I am graduating! Finally, after a lengthy college career, I am finally walking the aisle and receiving my diploma. I don’t mean to be cliche, but I am ready to spread my wings and fly out into the world.
Because I “believe I can soar,” and “I see me running through that open door” — this is starting to sound familiar.
But I digress, when I first arrived at Penn state I was a shy young man. I didn’t know what I wanted to do with my life, much less my career. I began my first semester full of hope, full of pride, but I quickly realized that college was more difficult than I thought. I had mistaken the party culture for an easy experience that I could breeze through, no problem. But hitting the snooze button one too many times and missing one too many 8 a.m. Spanish classes my first semester became a nightmare hangover that would plague me through the rest of college.
After a few ups and downs, I was still not achieving academically as well as I could. Or so I thought.
I decided to leave school for a time. I am from State College so I needed a change of pace and I moved to the Delaware shore for a year. It was some of the best times of my life. I got to relax and hang out at the beach for a time. But eventually, I realized that I had reached a dead-end in my life and I was simply treading water. I was going nowhere and I felt as if I had hit a glass ceiling. I soon realized that I had to return to school and get my degree in order to make myself into an industrious person. I enrolled in summer classes and did well. I still believe golf is a great class for anyone stuck in summer session.
That fall I began writing for The Daily Collegian, our wonderful Penn State publication.
Now, I am graduating college — college — a feat I didn’t think was possible. I am on pins and needles. My heart is pulsating from drinking unnecessary amounts of coffee. My toes are tingling, my hands are shaking and my brain is about to explode with excitement, pride, joy, happiness and relief.
That’s right, relief. Classes are fun, but if I analyze another comma splice or run-on sentence I will go crazy.
I would like to give a shout-out to News Adviser Jim Rodenbush for giving me a chance at this magnificent paper, and another shout out to Joe Paterno and the entire Paterno family for putting the “P” in Penn State.
I discovered the best Penn State had to offer: pride, honor, tradition, tailgates, football and redemption. But I also learned the worst: deceit, horror, disappointment, heartbreak and tragedy.
To say the least the past year was emotionally one of the most difficult to cope with and thankfully I was not alone.
I am thankful for my parents who never gave up on me, even when times were rough.
They mean more to me than anything in the world. I am thankful for my friends who saw me through the best and worst of times.
A special thanks to Halie, who is the best girlfriend (and who really, really wanted to be in my senior column).
A special thanks to David, freshman year would have been lame without you.
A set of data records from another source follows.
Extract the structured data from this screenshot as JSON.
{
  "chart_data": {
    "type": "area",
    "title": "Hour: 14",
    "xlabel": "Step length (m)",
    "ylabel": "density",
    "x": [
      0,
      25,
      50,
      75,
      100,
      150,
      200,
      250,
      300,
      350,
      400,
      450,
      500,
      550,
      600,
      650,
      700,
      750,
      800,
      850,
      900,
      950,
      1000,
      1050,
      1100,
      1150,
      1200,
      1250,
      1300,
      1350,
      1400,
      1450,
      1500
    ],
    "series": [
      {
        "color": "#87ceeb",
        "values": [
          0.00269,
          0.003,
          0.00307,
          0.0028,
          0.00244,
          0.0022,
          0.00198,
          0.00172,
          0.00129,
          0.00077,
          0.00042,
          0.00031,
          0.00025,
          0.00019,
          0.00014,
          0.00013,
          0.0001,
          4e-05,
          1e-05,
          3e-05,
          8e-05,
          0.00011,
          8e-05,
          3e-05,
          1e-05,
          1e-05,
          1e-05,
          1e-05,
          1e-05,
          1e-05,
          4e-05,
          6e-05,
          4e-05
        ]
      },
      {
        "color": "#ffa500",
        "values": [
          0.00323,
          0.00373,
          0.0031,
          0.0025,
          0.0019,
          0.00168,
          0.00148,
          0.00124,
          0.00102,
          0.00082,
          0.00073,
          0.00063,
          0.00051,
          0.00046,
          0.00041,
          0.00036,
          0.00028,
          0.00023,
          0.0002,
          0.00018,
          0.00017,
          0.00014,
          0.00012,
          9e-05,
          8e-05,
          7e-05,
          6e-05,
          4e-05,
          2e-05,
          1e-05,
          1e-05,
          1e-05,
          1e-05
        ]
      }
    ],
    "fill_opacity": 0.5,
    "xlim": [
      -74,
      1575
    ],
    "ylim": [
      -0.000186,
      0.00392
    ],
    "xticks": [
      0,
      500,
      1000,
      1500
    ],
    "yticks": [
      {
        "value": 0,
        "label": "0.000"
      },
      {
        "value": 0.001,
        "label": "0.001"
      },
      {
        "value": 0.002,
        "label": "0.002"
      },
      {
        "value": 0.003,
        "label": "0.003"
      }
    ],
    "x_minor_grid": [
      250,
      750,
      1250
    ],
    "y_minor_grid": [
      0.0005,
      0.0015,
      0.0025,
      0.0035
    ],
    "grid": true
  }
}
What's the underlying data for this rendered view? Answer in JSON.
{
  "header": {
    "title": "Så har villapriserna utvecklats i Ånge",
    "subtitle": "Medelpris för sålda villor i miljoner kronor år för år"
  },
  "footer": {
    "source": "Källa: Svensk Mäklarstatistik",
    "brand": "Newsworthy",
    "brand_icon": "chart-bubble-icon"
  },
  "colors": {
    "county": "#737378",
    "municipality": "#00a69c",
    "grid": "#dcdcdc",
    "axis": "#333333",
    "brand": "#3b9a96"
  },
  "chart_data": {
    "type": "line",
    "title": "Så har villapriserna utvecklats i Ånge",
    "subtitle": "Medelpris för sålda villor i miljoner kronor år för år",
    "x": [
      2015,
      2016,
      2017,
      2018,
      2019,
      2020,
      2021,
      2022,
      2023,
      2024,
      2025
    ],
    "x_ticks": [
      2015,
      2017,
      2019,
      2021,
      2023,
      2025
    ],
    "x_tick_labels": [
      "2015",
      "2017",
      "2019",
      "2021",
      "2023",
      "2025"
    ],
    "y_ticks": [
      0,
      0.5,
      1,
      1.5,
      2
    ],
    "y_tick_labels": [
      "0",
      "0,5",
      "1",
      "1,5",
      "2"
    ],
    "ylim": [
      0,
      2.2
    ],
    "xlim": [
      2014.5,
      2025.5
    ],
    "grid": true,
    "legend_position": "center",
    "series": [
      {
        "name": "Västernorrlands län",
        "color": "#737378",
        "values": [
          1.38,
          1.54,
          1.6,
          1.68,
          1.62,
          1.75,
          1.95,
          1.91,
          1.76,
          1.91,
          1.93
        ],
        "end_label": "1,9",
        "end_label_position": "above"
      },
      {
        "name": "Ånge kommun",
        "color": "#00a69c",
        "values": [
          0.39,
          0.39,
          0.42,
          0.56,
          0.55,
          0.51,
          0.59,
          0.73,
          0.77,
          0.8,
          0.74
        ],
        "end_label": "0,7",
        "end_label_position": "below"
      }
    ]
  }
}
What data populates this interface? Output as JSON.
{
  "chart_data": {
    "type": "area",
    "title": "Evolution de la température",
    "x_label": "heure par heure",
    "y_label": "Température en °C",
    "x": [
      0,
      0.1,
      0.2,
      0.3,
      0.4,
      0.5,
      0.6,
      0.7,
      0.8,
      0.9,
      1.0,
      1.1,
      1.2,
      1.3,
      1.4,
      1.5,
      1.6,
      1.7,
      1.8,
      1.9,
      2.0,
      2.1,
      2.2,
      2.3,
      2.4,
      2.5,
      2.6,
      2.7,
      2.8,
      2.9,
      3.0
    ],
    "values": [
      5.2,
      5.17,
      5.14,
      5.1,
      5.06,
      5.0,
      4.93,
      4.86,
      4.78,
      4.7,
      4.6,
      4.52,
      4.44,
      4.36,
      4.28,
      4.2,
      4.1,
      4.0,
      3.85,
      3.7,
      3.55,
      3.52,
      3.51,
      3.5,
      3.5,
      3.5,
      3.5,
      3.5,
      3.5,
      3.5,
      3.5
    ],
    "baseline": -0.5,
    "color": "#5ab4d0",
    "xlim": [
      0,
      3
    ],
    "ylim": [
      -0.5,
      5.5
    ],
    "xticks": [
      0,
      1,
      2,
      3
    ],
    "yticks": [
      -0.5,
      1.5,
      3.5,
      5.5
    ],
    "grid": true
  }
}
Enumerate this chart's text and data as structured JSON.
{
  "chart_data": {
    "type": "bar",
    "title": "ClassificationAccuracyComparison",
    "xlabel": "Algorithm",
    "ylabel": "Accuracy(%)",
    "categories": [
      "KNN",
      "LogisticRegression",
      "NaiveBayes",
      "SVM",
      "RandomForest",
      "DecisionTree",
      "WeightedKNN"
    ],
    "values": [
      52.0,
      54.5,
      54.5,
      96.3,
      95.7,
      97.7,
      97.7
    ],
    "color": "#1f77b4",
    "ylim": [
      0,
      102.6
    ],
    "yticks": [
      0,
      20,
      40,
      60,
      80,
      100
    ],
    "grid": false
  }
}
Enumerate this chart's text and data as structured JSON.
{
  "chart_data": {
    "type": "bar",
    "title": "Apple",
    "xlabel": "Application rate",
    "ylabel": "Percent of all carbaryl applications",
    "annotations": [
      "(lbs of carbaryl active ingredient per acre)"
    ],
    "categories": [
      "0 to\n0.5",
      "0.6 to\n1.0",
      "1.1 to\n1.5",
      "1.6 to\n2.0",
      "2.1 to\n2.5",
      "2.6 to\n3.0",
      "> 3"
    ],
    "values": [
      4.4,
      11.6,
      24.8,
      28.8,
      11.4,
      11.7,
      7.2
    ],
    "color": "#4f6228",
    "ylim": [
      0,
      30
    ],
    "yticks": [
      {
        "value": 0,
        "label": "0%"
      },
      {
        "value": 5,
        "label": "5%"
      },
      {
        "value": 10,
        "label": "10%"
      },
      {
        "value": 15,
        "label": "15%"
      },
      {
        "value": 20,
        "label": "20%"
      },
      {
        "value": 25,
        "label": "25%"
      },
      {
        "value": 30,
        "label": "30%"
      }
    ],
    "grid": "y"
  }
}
And also Elliott for making the best pizza. A special thanks to my editors, co-writers, and beat partners for their infinite support but also writing the best paper in the country.
I am thankful for my school which gave me a first-class education. Without Penn State I would probably be super-lame and not have so many great career opportunities ahead. I am thankful for my professors who taught me the value of quality work. Though, I don’t always agree with your grading methods I thought they were fair.
Also, during my tenure I learned how to be a better person.
I learned to keep my options open and to leave no stone unturned. I learned to not praise false idols and to not tread upon those below me, but to treat everyone for the value they’re worth.
Lastly, if you take one thing from my letter, it’s I think you’re all wonderful. It’s the students that make this university what it is.
It’s the students that raise so much money for THON, it’s the students that make the football games great and it’s the students that I will always remember after I graduate.
Please, current and future students, work to keep this university great. Finally, in the words of R.E.M. frontman Michael Stipe: “It’s the end of the world as we know it and I feel fine.”